The Chilean case is a true expression of the fact that democracy is not just about holding periodic elections. On the contrary, the fundamental preoccupation of political parties can become a real obstacle to the genuine exercise of popular sovereignty.

Citizens have little or nothing to do with so-called electoral engineering, that is, the obsessive search for pacts and alliances that ensure that the various collectives have representatives in the executive, parliament, regional, and local governments.
In the first months of this year, we are already in the midst of the maelstrom of cupula arrangements for the distribution of the country’s municipal posts and governorships, a design that should be.

The map of governors, mayors, and councilors will be the preamble to the legislative and presidential elections in two years.
Both the ruling and opposition parties are consolidating “pacts by exclusion” and hand-picking candidates who will allow them to remain well-balanced within the state apparatus and, above all, guarantee them access to the spoils of the public purse.
And electoral engineering is not an easy task. The right has to reconcile the ambitions of at least four political parties and as many different expressions of opposition, from the center to ultra-conservatism, in its electoral lists. The same is true of the ruling party, where at least seven other collectives and countless “sensitivities” (as they call them) must compete for public office in the 346 municipalities and 16 governorships.

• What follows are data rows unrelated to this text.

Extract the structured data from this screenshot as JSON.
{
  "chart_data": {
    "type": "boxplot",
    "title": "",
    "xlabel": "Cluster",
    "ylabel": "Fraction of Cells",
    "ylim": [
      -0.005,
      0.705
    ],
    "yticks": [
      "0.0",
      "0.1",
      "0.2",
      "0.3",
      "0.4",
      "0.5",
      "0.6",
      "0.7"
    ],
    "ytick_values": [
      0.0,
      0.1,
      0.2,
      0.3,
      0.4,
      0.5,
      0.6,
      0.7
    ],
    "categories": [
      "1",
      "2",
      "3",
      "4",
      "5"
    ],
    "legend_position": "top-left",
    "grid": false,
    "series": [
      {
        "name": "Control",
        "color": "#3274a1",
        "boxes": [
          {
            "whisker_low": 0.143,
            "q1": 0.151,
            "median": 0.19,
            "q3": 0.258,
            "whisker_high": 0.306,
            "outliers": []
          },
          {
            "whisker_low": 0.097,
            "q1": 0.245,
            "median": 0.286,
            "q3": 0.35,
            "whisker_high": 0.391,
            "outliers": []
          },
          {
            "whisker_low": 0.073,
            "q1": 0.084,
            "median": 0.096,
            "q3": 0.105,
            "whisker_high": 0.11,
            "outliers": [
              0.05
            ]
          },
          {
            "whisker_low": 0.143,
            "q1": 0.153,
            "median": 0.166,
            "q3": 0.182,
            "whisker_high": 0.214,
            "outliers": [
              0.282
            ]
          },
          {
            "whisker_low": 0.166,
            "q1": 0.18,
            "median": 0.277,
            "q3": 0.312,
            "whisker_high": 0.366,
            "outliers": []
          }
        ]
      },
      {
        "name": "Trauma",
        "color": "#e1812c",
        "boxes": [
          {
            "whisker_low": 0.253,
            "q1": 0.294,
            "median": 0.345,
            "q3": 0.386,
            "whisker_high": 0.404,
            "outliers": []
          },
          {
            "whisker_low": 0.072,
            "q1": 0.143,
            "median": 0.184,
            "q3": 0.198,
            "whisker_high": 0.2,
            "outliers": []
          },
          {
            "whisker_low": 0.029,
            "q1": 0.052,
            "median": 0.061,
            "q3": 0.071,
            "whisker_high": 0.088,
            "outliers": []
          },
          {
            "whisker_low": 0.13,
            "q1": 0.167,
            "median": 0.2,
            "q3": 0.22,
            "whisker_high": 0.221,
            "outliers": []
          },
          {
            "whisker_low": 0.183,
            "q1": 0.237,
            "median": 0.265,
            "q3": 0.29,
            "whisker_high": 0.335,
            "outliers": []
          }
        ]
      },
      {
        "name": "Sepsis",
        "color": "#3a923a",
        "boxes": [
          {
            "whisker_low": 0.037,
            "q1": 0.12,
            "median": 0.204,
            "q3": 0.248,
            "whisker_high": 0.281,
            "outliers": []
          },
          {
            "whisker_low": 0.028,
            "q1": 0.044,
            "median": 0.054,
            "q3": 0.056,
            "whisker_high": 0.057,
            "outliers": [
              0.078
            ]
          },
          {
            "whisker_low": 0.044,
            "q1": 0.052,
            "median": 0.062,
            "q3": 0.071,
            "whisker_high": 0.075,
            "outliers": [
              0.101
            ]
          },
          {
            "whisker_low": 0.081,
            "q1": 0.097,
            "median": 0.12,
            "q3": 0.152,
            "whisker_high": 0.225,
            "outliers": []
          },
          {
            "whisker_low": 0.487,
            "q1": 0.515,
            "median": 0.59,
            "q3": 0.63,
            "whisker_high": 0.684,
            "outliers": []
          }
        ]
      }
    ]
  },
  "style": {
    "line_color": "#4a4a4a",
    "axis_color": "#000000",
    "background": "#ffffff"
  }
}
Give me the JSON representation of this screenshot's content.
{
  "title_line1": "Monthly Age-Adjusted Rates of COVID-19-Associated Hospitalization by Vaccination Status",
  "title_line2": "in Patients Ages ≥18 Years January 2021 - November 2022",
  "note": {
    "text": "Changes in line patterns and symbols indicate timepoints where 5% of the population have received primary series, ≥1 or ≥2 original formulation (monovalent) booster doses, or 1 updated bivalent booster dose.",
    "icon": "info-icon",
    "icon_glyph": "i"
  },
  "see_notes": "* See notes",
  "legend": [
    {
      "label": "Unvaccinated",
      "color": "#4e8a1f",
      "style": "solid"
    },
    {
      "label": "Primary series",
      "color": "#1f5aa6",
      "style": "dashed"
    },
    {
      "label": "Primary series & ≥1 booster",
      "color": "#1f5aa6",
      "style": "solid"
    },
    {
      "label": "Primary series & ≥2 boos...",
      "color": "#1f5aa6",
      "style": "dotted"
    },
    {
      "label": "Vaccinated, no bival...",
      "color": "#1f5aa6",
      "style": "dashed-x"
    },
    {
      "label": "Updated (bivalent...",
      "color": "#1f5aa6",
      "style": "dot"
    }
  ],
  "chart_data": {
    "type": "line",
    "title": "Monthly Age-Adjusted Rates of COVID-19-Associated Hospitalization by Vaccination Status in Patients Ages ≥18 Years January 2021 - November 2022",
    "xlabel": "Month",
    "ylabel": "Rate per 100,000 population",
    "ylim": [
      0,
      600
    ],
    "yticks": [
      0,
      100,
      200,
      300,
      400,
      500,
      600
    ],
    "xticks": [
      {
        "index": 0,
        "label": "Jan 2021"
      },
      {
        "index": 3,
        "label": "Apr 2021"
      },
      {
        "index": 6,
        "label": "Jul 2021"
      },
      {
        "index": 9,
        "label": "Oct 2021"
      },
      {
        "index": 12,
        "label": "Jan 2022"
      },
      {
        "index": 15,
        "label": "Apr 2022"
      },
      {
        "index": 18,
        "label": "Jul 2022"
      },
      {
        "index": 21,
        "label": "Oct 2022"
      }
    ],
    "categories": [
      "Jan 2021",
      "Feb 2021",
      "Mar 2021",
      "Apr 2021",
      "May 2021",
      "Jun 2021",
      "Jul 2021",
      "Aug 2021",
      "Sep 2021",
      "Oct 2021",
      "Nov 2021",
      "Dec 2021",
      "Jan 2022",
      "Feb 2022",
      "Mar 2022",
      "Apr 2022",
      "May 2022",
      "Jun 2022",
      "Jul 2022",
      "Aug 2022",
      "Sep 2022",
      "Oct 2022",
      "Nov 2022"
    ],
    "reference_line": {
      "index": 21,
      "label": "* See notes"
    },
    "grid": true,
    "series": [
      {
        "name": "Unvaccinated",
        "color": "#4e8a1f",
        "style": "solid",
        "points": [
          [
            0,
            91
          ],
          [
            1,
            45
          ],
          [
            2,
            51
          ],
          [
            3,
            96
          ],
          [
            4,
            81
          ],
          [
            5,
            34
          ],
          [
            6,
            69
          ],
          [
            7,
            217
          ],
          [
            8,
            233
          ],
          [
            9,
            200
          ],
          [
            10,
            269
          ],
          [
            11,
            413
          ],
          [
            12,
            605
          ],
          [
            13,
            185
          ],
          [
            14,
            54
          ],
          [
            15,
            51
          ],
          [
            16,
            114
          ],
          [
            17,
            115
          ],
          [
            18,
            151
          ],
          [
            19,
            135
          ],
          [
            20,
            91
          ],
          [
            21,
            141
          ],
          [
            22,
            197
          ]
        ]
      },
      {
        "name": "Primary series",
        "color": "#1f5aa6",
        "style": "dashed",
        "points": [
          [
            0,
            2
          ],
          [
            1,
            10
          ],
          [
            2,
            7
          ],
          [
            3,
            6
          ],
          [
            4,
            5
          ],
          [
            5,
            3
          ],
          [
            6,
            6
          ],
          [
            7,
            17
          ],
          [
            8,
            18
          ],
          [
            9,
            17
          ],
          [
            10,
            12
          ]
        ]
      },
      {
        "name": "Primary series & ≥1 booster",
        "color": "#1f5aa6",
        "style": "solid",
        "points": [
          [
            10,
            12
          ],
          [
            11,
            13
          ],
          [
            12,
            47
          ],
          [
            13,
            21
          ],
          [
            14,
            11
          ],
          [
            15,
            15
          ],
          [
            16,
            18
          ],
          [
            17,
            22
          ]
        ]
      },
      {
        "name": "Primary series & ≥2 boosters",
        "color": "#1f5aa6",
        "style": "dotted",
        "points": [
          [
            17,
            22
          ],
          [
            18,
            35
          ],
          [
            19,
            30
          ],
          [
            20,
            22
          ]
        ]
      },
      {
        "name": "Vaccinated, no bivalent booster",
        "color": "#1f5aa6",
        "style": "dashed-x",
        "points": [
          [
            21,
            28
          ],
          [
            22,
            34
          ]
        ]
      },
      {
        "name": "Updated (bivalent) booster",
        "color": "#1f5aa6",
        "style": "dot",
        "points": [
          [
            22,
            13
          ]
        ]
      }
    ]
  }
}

Since the will of the people counts for little in Chile, millions of citizens everywhere will not be able to vote for the parties and candidates that best represent their ideas and interests. It will be impossible for the parties to have guaranteed the nomination of candidates throughout the country and in all the districts and constituencies since it is electoral engineering that selects candidates by area.

It is electoral engineering that selects candidates by area, which is why the so-called “exclusion pacts” end up being imposed. That is, here I go, there he goes, and in other cases neither you nor I can stand.

Neither you nor I can walk. Not to mention the fact that the opponents are strong in this town or municipality, so the competition is often something like a mere salute to the flag, for which it is not worth so much effort and proselytizing. Even less is there a free and pluralistic debate of ideas.

In this way, political militancy itself is rendered useless when it is taken for granted that this or that place “belongs” (in electoral jargon) to the right, center, or left, such as the emblematic municipality of Providencia.
The emblematic municipalities of Providencia, Las Condes, Quinta Normal, Pudahuel, as well as entire cities and regions such as Talca, Punta Arenas, and many others.
In this way, Chile’s peculiar democracy encourages a great political stalemate.

Boric is going to La Moneda and will probably be replaced by someone from the opposition. Just as the so-called “alternation of power” allowed Michelle Bachelet to govern twice and Sebastián Piñera to govern twice. “You in government, me in parliament”. In this way, the reforms that were so much talked about, demanded, and promised during the election campaigns become impossible.

Even the young and radical left politicians have not been able to do much to meet the demands of the people. Nor have the ultra-right Republicans been able to break the electoral vicious circle which, in reality, has led to the following situation.

The electoral vicious circle in reality maintains the hegemony of the traditional collectives, without having any correlation with the results of each election. No one can be sure how much weight the UDI, the National Renewal, the Christian Democrats, the Communists, the PPD or the Socialists have, despite the continued desertion of militants, since they have been considered “dead” on several occasions. The political leaders support each other, respecting their “historical” spaces and preventing the arrival of what they call “upstarts”.
So much so that the right’s virtual presidential candidate has already called on voters not to vote for those candidates who collect signatures from citizens to run as independents.

The Frente Amplio has been the exception to this familiar ‘court-scratching’. Once in power, however, as we have seen, many of its militants were corrupted in the same way as the old politicians, influenced by the games of the bosses and electoral engineering. Composed of a myriad of expressions and acronyms, their consolidation in politics will surely depend on whether they manage to form a single entity on par with their partners in the official conglomerate. Although in the positions they hold, many have unfortunately embraced the political pragmatism they so despise.

The political pragmatism that they so despise and that has given rise to so many illusions among the great mass of the neglected. Of that real Chile that maintains intact its profound socio-economic and cultural asymmetries. Of the millions of workers in precarious or informal employment. Or the pensioners, the homeless, or those on long waiting lists for health care.

The political class boasts that inflation is limited to the level of the decline in purchasing power. This certainly prevents them from boasting about the fight against growing crime and insecurity, the offspring of inequality.
The new electoral competition has already begun and will be confirmed by the massive turnout of citizens at the polls, thanks to the fact that voting is compulsory here. So that before the last vote is counted, we will once again be at the forefront of new electoral games in the inertia of a country where everything remains more or less the same. Except for age, which is relentlessly advancing among those who are perpetuated in politics.